Baghdad : Iraq’s parliament convened Monday for a first reading of the final draft of the country’s security pact with the United States, a day after the Iraqi cabinet approved the deal.
The 275-member house would review the pact over the coming days and vote on the deal by November 24, deputy speaker Khalid al-Attiyah said in a press conference.
The agreement outlines the timeframe for the withdrawal of US troops and the legal basis for the future presence of US troops in Iraqi after a United Nations Security Council mandate expires at the end of this year.

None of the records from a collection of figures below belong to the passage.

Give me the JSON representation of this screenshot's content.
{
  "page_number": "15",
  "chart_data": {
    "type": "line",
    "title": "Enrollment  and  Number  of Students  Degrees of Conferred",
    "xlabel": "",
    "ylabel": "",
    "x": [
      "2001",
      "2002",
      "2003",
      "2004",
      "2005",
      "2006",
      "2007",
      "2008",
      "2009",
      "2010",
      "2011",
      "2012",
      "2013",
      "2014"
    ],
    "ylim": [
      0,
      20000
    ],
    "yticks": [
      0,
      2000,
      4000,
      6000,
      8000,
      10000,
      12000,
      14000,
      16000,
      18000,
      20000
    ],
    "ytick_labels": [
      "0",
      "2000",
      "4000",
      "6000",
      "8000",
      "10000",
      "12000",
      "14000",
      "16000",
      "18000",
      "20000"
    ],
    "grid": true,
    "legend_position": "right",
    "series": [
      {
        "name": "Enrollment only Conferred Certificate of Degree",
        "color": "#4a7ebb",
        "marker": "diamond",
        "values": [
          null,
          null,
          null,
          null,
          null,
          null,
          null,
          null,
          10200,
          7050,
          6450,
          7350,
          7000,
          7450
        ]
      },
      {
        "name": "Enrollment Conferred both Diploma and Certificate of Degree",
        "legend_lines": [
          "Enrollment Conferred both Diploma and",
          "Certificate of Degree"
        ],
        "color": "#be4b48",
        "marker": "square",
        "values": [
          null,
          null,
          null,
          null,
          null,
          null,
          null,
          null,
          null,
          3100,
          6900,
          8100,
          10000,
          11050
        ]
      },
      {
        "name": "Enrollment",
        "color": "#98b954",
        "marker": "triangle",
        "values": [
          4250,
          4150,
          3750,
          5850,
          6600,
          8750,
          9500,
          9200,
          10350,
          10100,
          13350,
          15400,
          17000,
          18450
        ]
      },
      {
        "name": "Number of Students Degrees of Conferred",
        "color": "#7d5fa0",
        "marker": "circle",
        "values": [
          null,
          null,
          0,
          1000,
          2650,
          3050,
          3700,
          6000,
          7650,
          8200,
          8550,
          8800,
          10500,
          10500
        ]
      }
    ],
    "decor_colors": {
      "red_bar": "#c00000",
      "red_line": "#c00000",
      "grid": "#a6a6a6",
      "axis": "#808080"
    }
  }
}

Parliamentary Speaker Mahmoud al-Mashhadani cancelled leave for all lawmakers and suspended foreign and out-of-town visits to guarantee that a decision is reached before the assembly goes into recess for the Muslim Eid al-Adha holiday at the end of the month or in early December.

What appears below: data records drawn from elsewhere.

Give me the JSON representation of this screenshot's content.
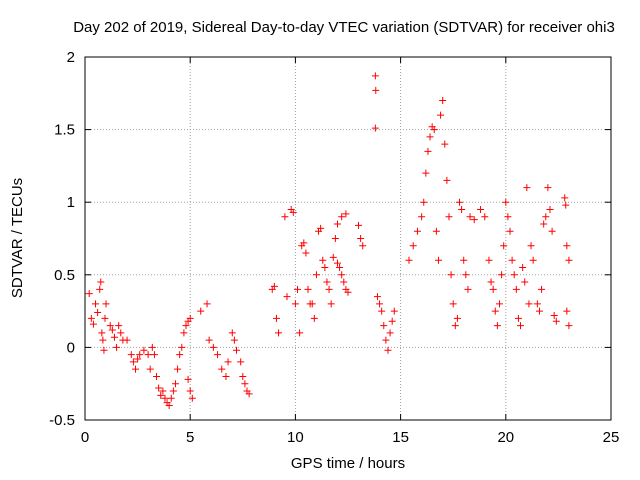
{
  "chart_data": {
    "type": "scatter",
    "title": "Day 202 of 2019, Sidereal Day-to-day VTEC variation (SDTVAR) for receiver ohi3",
    "xlabel": "GPS time / hours",
    "ylabel": "SDTVAR / TECUs",
    "xlim": [
      0,
      25
    ],
    "ylim": [
      -0.5,
      2
    ],
    "xticks": [
      0,
      5,
      10,
      15,
      20,
      25
    ],
    "xtick_labels": [
      "0",
      "5",
      "10",
      "15",
      "20",
      "25"
    ],
    "yticks": [
      -0.5,
      0,
      0.5,
      1,
      1.5,
      2
    ],
    "ytick_labels": [
      "-0.5",
      "0",
      "0.5",
      "1",
      "1.5",
      "2"
    ],
    "grid": true,
    "marker": "plus",
    "color": "#ff0000",
    "series": [
      {
        "name": "SDTVAR",
        "points": [
          [
            0.2,
            0.37
          ],
          [
            0.3,
            0.2
          ],
          [
            0.4,
            0.16
          ],
          [
            0.5,
            0.3
          ],
          [
            0.6,
            0.24
          ],
          [
            0.7,
            0.4
          ],
          [
            0.75,
            0.45
          ],
          [
            0.8,
            0.1
          ],
          [
            0.85,
            0.05
          ],
          [
            0.9,
            -0.02
          ],
          [
            0.95,
            0.2
          ],
          [
            1.0,
            0.3
          ],
          [
            1.2,
            0.15
          ],
          [
            1.3,
            0.12
          ],
          [
            1.4,
            0.07
          ],
          [
            1.5,
            0.0
          ],
          [
            1.6,
            0.15
          ],
          [
            1.7,
            0.1
          ],
          [
            1.8,
            0.05
          ],
          [
            2.0,
            0.05
          ],
          [
            2.2,
            -0.05
          ],
          [
            2.3,
            -0.1
          ],
          [
            2.4,
            -0.15
          ],
          [
            2.5,
            -0.08
          ],
          [
            2.6,
            -0.05
          ],
          [
            2.8,
            -0.02
          ],
          [
            3.0,
            -0.05
          ],
          [
            3.1,
            -0.15
          ],
          [
            3.2,
            0.0
          ],
          [
            3.3,
            -0.05
          ],
          [
            3.4,
            -0.2
          ],
          [
            3.5,
            -0.28
          ],
          [
            3.6,
            -0.33
          ],
          [
            3.7,
            -0.3
          ],
          [
            3.8,
            -0.35
          ],
          [
            3.9,
            -0.38
          ],
          [
            4.0,
            -0.4
          ],
          [
            4.1,
            -0.35
          ],
          [
            4.2,
            -0.3
          ],
          [
            4.3,
            -0.25
          ],
          [
            4.4,
            -0.15
          ],
          [
            4.5,
            -0.05
          ],
          [
            4.6,
            0.0
          ],
          [
            4.7,
            0.1
          ],
          [
            4.8,
            0.15
          ],
          [
            4.9,
            0.18
          ],
          [
            5.0,
            0.2
          ],
          [
            5.1,
            -0.35
          ],
          [
            5.0,
            -0.3
          ],
          [
            4.9,
            -0.22
          ],
          [
            5.5,
            0.25
          ],
          [
            5.8,
            0.3
          ],
          [
            5.9,
            0.05
          ],
          [
            6.1,
            0.0
          ],
          [
            6.3,
            -0.05
          ],
          [
            6.5,
            -0.15
          ],
          [
            6.7,
            -0.2
          ],
          [
            6.8,
            -0.1
          ],
          [
            7.0,
            0.1
          ],
          [
            7.1,
            0.05
          ],
          [
            7.2,
            -0.02
          ],
          [
            7.4,
            -0.1
          ],
          [
            7.5,
            -0.2
          ],
          [
            7.6,
            -0.25
          ],
          [
            7.7,
            -0.3
          ],
          [
            7.8,
            -0.32
          ],
          [
            8.9,
            0.4
          ],
          [
            9.0,
            0.42
          ],
          [
            9.1,
            0.2
          ],
          [
            9.2,
            0.1
          ],
          [
            9.5,
            0.9
          ],
          [
            9.6,
            0.35
          ],
          [
            9.8,
            0.95
          ],
          [
            9.9,
            0.93
          ],
          [
            10.0,
            0.3
          ],
          [
            10.1,
            0.4
          ],
          [
            10.2,
            0.1
          ],
          [
            10.3,
            0.7
          ],
          [
            10.4,
            0.72
          ],
          [
            10.5,
            0.65
          ],
          [
            10.6,
            0.4
          ],
          [
            10.7,
            0.3
          ],
          [
            10.8,
            0.3
          ],
          [
            10.9,
            0.2
          ],
          [
            11.0,
            0.5
          ],
          [
            11.1,
            0.8
          ],
          [
            11.2,
            0.82
          ],
          [
            11.3,
            0.6
          ],
          [
            11.4,
            0.55
          ],
          [
            11.5,
            0.45
          ],
          [
            11.6,
            0.4
          ],
          [
            11.7,
            0.3
          ],
          [
            11.8,
            0.62
          ],
          [
            11.9,
            0.75
          ],
          [
            12.0,
            0.58
          ],
          [
            12.1,
            0.55
          ],
          [
            12.2,
            0.5
          ],
          [
            12.3,
            0.45
          ],
          [
            12.4,
            0.4
          ],
          [
            12.5,
            0.38
          ],
          [
            12.0,
            0.85
          ],
          [
            12.2,
            0.9
          ],
          [
            12.4,
            0.92
          ],
          [
            13.0,
            0.84
          ],
          [
            13.1,
            0.75
          ],
          [
            13.2,
            0.7
          ],
          [
            13.8,
            1.87
          ],
          [
            13.82,
            1.77
          ],
          [
            13.8,
            1.51
          ],
          [
            13.9,
            0.35
          ],
          [
            14.0,
            0.3
          ],
          [
            14.1,
            0.25
          ],
          [
            14.2,
            0.15
          ],
          [
            14.3,
            0.05
          ],
          [
            14.4,
            -0.02
          ],
          [
            14.5,
            0.1
          ],
          [
            14.6,
            0.18
          ],
          [
            14.7,
            0.25
          ],
          [
            15.4,
            0.6
          ],
          [
            15.6,
            0.7
          ],
          [
            15.8,
            0.8
          ],
          [
            16.0,
            0.9
          ],
          [
            16.1,
            1.0
          ],
          [
            16.2,
            1.2
          ],
          [
            16.3,
            1.35
          ],
          [
            16.4,
            1.45
          ],
          [
            16.5,
            1.52
          ],
          [
            16.6,
            1.5
          ],
          [
            16.7,
            0.8
          ],
          [
            16.8,
            0.6
          ],
          [
            16.9,
            1.6
          ],
          [
            17.0,
            1.7
          ],
          [
            17.1,
            1.4
          ],
          [
            17.2,
            1.15
          ],
          [
            17.3,
            0.9
          ],
          [
            17.4,
            0.5
          ],
          [
            17.5,
            0.3
          ],
          [
            17.6,
            0.15
          ],
          [
            17.7,
            0.2
          ],
          [
            17.8,
            1.0
          ],
          [
            17.9,
            0.95
          ],
          [
            18.0,
            0.6
          ],
          [
            18.1,
            0.5
          ],
          [
            18.2,
            0.4
          ],
          [
            18.3,
            0.9
          ],
          [
            18.5,
            0.88
          ],
          [
            18.8,
            0.95
          ],
          [
            19.0,
            0.9
          ],
          [
            19.2,
            0.6
          ],
          [
            19.3,
            0.45
          ],
          [
            19.4,
            0.4
          ],
          [
            19.5,
            0.25
          ],
          [
            19.6,
            0.15
          ],
          [
            19.7,
            0.3
          ],
          [
            19.8,
            0.5
          ],
          [
            19.9,
            0.7
          ],
          [
            20.0,
            1.0
          ],
          [
            20.1,
            0.9
          ],
          [
            20.2,
            0.8
          ],
          [
            20.3,
            0.6
          ],
          [
            20.4,
            0.5
          ],
          [
            20.5,
            0.4
          ],
          [
            20.6,
            0.2
          ],
          [
            20.7,
            0.15
          ],
          [
            20.8,
            0.55
          ],
          [
            20.9,
            0.45
          ],
          [
            21.0,
            1.1
          ],
          [
            21.1,
            0.3
          ],
          [
            21.2,
            0.7
          ],
          [
            21.3,
            0.6
          ],
          [
            21.5,
            0.3
          ],
          [
            21.6,
            0.25
          ],
          [
            21.7,
            0.4
          ],
          [
            21.8,
            0.85
          ],
          [
            21.9,
            0.9
          ],
          [
            22.0,
            1.1
          ],
          [
            22.1,
            0.95
          ],
          [
            22.2,
            0.8
          ],
          [
            22.3,
            0.22
          ],
          [
            22.4,
            0.18
          ],
          [
            22.8,
            1.03
          ],
          [
            22.85,
            0.98
          ],
          [
            22.9,
            0.7
          ],
          [
            23.0,
            0.6
          ],
          [
            22.9,
            0.25
          ],
          [
            23.0,
            0.15
          ]
        ]
      }
    ]
  }
}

The deal has to be passed by parliament’s five blocs before it can be be signed by US and Iraqi presidents. Iraqi Foreign Minister Hoshiyar Zebari and US Ambassador to Iraq Ryan Crocker signed the deal in Baghdad Monday, but it still needs parliamentary approval.
The proposed deal met with widespread opposition in Iraq during months of negotations and ahead of cabinet’s approval of the amended final document during an emergency session on Sunday.

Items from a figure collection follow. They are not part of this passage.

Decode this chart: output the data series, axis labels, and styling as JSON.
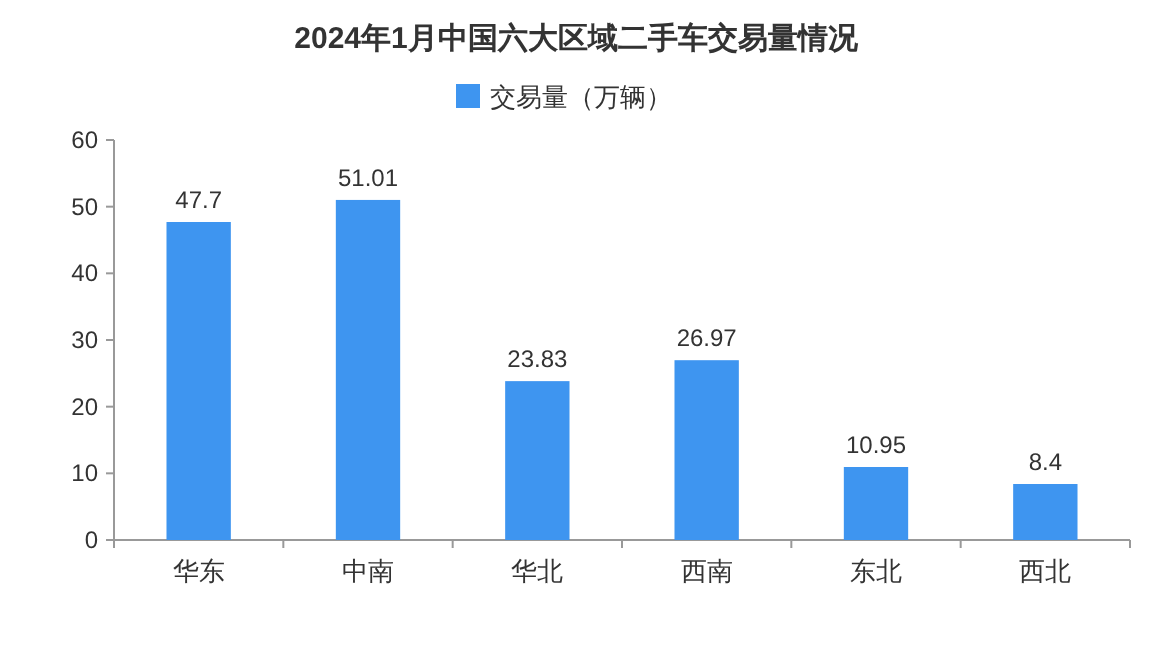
{
  "chart_data": {
    "type": "bar",
    "title": "2024年1月中国六大区域二手车交易量情况",
    "categories": [
      "华东",
      "中南",
      "华北",
      "西南",
      "东北",
      "西北"
    ],
    "series": [
      {
        "name": "交易量（万辆）",
        "color": "#3e95f0",
        "values": [
          47.7,
          51.01,
          23.83,
          26.97,
          10.95,
          8.4
        ]
      }
    ],
    "ylim": [
      0,
      60
    ],
    "yticks": [
      0,
      10,
      20,
      30,
      40,
      50,
      60
    ],
    "data_labels": true,
    "legend": "top"
  }
}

The most vocal opposition has come from fiery anti-US Shia cleric Moqtada al-Sadr, who has called on his supporters to protest the US presence in Iraq.
The deal provides for a complete withdrawal of US troops by the end of 2011. More than 140,000 US troops are currently stationed in Iraq.
As lawmakers considered the deal Monday, more than a dozen people were injured in a car bomb attack in the southern Iraqi city of Amara earlier Monday.
The bomb exploded near the telephone company in the city centre, injuring at least 14 people, the Aswat al-Iraq news agency reported.
Most of the injured were civilians, according to the report. The predominantly Shiite city is located some 390 kilometres south of Baghdad.